Prostheses List reform.

The Government has made significant headway on its proposal to reform the Prostheses List so that the price of medical devices in the private hospital setting is more in line with the public hospitals. The cost of medical devices and its bearing on the price of health insurance has been a live media issue for the last four years. We will see ongoing scrutiny on the value of life changing medical technology, with continued zealous criticism of the cost and reluctance to pay coming from the private health insurance industry.

National Medicines Policy Review.

In October 2019, Health Minister Greg Hunt announced a review of the National Medicines Policy 20 years after it was first implemented. The goal of the policy was to optimise health outcomes for Australians through a collaborative partnership with health consumers, professionals and the pharmaceutical industry. A review has been lined up for some time as healthcare and the needs of the population have changed considerably since 1999. Last month Hunt announced it will kick off in August with completion by May next year. It will be co-chaired by Deputy Medical Officer Dr Michael Kidd and no doubt be aided by the findings in the Zimmerman inquiry.

Vaccine roll-out.

Where to even start on this one?
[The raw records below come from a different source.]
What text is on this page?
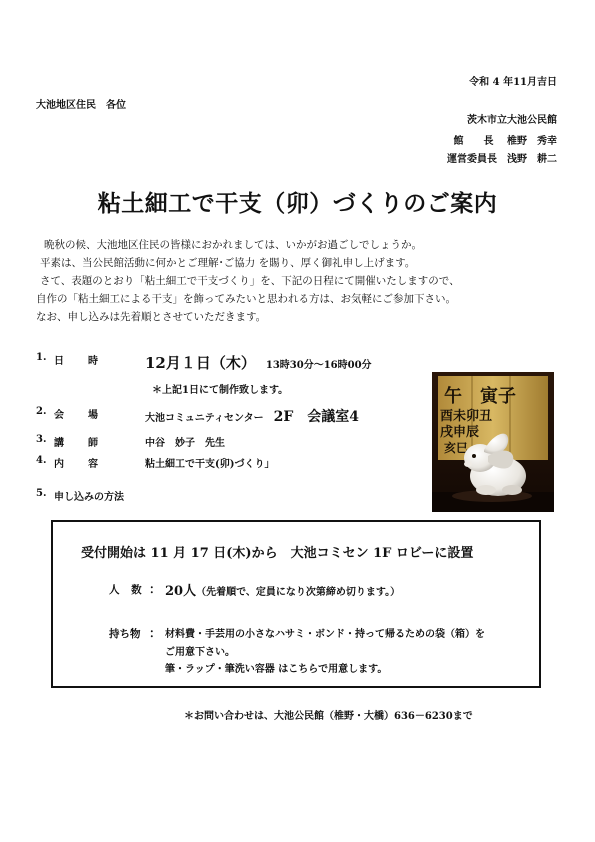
令和 4 年11月吉日
大池地区住民　各位
茨木市立大池公民館
館　　長　 椎野　秀幸
運営委員長　浅野　耕二
粘土細工で干支（卯）づくりのご案内
晩秋の候、大池地区住民の皆様におかれましては、いかがお過ごしでしょうか。
平素は、当公民館活動に何かとご理解･ご協力 を賜り、厚く御礼申し上げます。
さて、表題のとおり「粘土細工で干支づくり」を、下記の日程にて開催いたしますので、
自作の「粘土細工による干支」を飾ってみたいと思われる方は、お気軽にご参加下さい。
なお、申し込みは先着順とさせていただきます。
1. 日時	12月１日（木） 13時30分～16時00分
＊上記1日にて制作致します。
2. 会場	大池コミュニティセンター 2F　会議室4
3. 講師	中谷　妙子　先生
4. 内容	粘土細工で干支(卯)づくり」
5. 申し込みの方法
午　寅子
酉未卯丑
戌申辰
亥巳
受付開始は 11 月 17 日(木)から　大池コミセン 1F ロビーに設置
人 数 ： 20人（先着順で、定員になり次第締め切ります。）
持ち物 ： 材料費・手芸用の小さなハサミ・ボンド・持って帰るための袋（箱）を
ご用意下さい。
筆・ラップ・筆洗い容器 はこちらで用意します。
＊お問い合わせは、大池公民館（椎野・大橋）636－6230まで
It’s been a rollercoaster ride through procurement and supply chain issues, to vaccine hesitancy and ever-changing advice from the Australian Technical Advisory Committee on Immunisation (ATAGI), as exceptionally rare but serious side effects of the AstraZeneca vaccine were played out in a 24/7 media frenzy. This has become an ugly, highly politicised issue, pitting health experts against each other. It seems that time and increased supply of mRNA vaccines will be the only way out of this uncomfortable deadlock.
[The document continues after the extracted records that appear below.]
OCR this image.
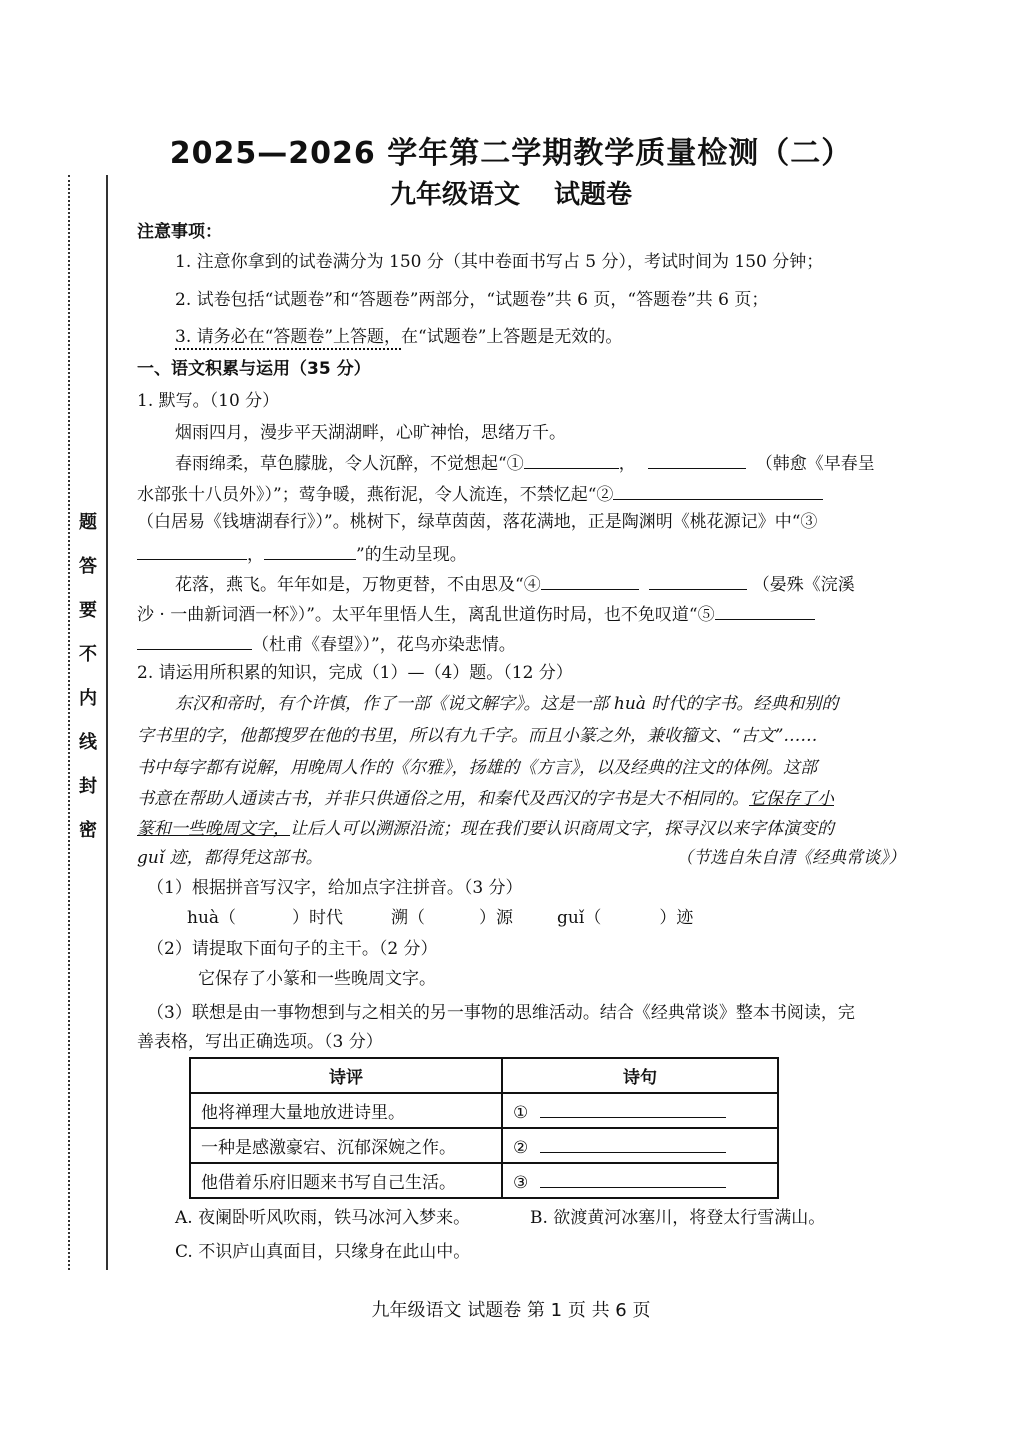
题
答
要
不
内
线
封
密
2025—2026 学年第二学期教学质量检测（二）
九年级语文 试题卷
注意事项：
1. 注意你拿到的试卷满分为 150 分（其中卷面书写占 5 分），考试时间为 150 分钟；
2. 试卷包括“试题卷”和“答题卷”两部分，“试题卷”共 6 页，“答题卷”共 6 页；
3. 请务必在“答题卷”上答题，在“试题卷”上答题是无效的。
一、语文积累与运用（35 分）
1. 默写。（10 分）
烟雨四月，漫步平天湖湖畔，心旷神怡，思绪万千。
春雨绵柔，草色朦胧，令人沉醉，不觉想起“①	，	（韩愈《早春呈
水部张十八员外》）”；莺争暖，燕衔泥，令人流连，不禁忆起“②
（白居易《钱塘湖春行》）”。桃树下，绿草茵茵，落花满地，正是陶渊明《桃花源记》中“③
，	”的生动呈现。
花落，燕飞。年年如是，万物更替，不由思及“④	（晏殊《浣溪
沙 · 一曲新词酒一杯》）”。太平年里悟人生，离乱世道伤时局，也不免叹道“⑤
（杜甫《春望》）”，花鸟亦染悲情。
2. 请运用所积累的知识，完成（1）—（4）题。（12 分）
东汉和帝时，有个许慎，作了一部《说文解字》。这是一部 huà 时代的字书。经典和别的
字书里的字，他都搜罗在他的书里，所以有九千字。而且小篆之外，兼收籀文、“古文”……
书中每字都有说解，用晚周人作的《尔雅》，扬雄的《方言》，以及经典的注文的体例。这部
书意在帮助人通读古书，并非只供通俗之用，和秦代及西汉的字书是大不相同的。它保存了小
篆和一些晚周文字，让后人可以溯源沿流；现在我们要认识商周文字，探寻汉以来字体演变的
guǐ 迹，都得凭这部书。	（节选自朱自清《经典常谈》）
（1）根据拼音写汉字，给加点字注拼音。（3 分）
huà（	）时代	溯（	）源	guǐ（	）迹
（2）请提取下面句子的主干。（2 分）
它保存了小篆和一些晚周文字。
（3）联想是由一事物想到与之相关的另一事物的思维活动。结合《经典常谈》整本书阅读，完
善表格，写出正确选项。（3 分）
诗评	诗句
他将禅理大量地放进诗里。	①
一种是感激豪宕、沉郁深婉之作。	②
他借着乐府旧题来书写自己生活。	③
A. 夜阑卧听风吹雨，铁马冰河入梦来。	B. 欲渡黄河冰塞川，将登太行雪满山。
C. 不识庐山真面目，只缘身在此山中。
九年级语文 试题卷 第 1 页 共 6 页
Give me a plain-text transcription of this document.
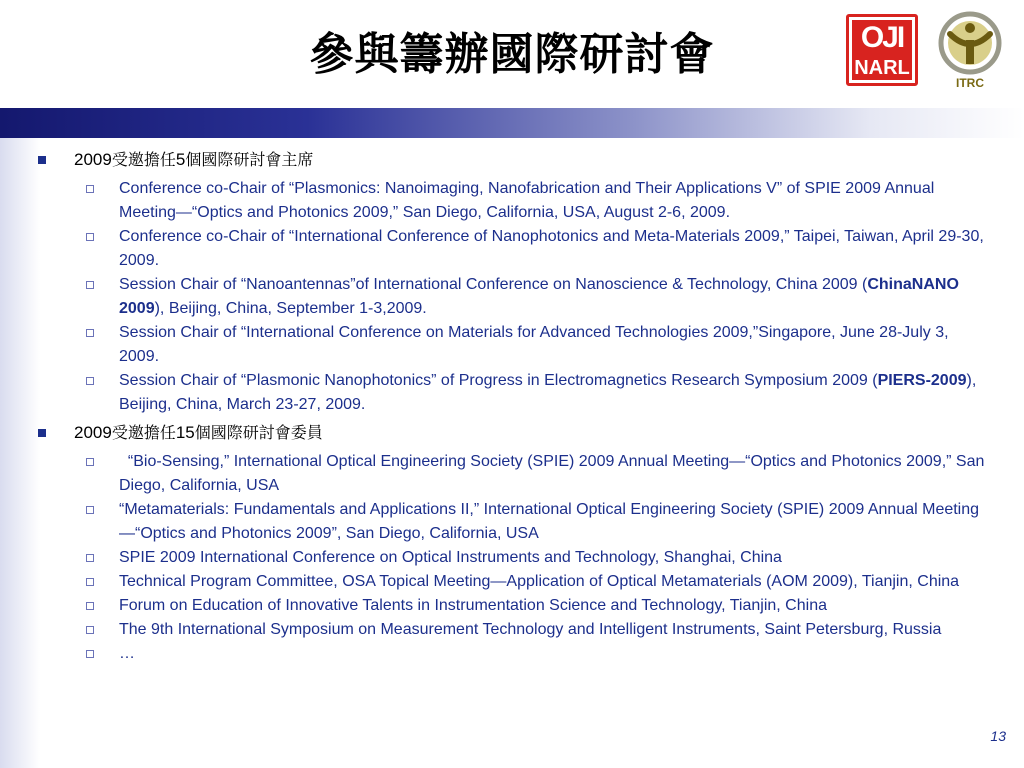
參與籌辦國際研討會	OJI
NARL
ITRC
2009受邀擔任5個國際研討會主席
Conference co-Chair of “Plasmonics: Nanoimaging, Nanofabrication and Their Applications V” of SPIE 2009 Annual Meeting—“Optics and Photonics 2009,” San Diego, California, USA, August 2-6, 2009.
Conference co-Chair of “International Conference of Nanophotonics and Meta-Materials 2009,” Taipei, Taiwan, April 29-30, 2009.
Session Chair of “Nanoantennas”of International Conference on Nanoscience & Technology, China 2009 (ChinaNANO 2009), Beijing, China, September 1-3,2009.
Session Chair of “International Conference on Materials for Advanced Technologies 2009,”Singapore, June 28-July 3, 2009.
Session Chair of “Plasmonic Nanophotonics” of Progress in Electromagnetics Research Symposium 2009 (PIERS-2009), Beijing, China, March 23-27, 2009.
2009受邀擔任15個國際研討會委員
“Bio-Sensing,” International Optical Engineering Society (SPIE) 2009 Annual Meeting—“Optics and Photonics 2009,” San Diego, California, USA
“Metamaterials: Fundamentals and Applications II,” International Optical Engineering Society (SPIE) 2009 Annual Meeting—“Optics and Photonics 2009”, San Diego, California, USA
SPIE 2009 International Conference on Optical Instruments and Technology, Shanghai, China
Technical Program Committee, OSA Topical Meeting—Application of Optical Metamaterials (AOM 2009), Tianjin, China
Forum on Education of Innovative Talents in Instrumentation Science and Technology, Tianjin, China
The 9th International Symposium on Measurement Technology and Intelligent Instruments, Saint Petersburg, Russia
…
13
Continuous Glucose Monitoring Review.

Diabetes was the biggest health challenge before the pandemic and it will remain so after. Effective management of diabetes has been transformed by Continuous Glucose Monitoring (CGM) technology empowering people to take control of their own health. The aim of this review by the Medical Services Advisory Committee (MSAC) is for a consistent and transparent framework for considering the inclusion of new and emerging diabetes management products in the CGM Initiative. A recent consensus statement published in the Medical Journal of Australia from diabetes peak bodies noted the significant patient outcomes associated with access to management technology. With more more than thirty countries offering subsidised access schemes, Australian suppliers will find out in August-September 2021 if the Australian scheme will be expanded in line with other countries.

COVID news cycle.

New outbreaks in the community present challenges to pitch non-COVID-19 stories. Specialist health reporters at mainstream news outlets are almost entirely focused on the virus , although cancer stories still generate interest. Any non-COVID news story needs a strong news hook or at the very least a strong patient case study to have any chance of landing. Your expert messenger must be a local one. 

New Zealand

District Health Board reform.

The Government has announced plans to abolish all 20 District Health Boards (DHBs) and create a national health organisation akin to the NHS in the United Kingdom. This could simplify and speed up decision making processes. Details around how this transformation will work are yet to be revealed.

PHARMAC.

PHARMAC continues to be a target for media criticism and public ire due to insufficient funding to meet the health needs of its populations . There have been numerous public protests in recent years, and a recent petition from the Patient Voice Aotearoa was delivered to New Zealand parliament calling for significant reform and funding increases.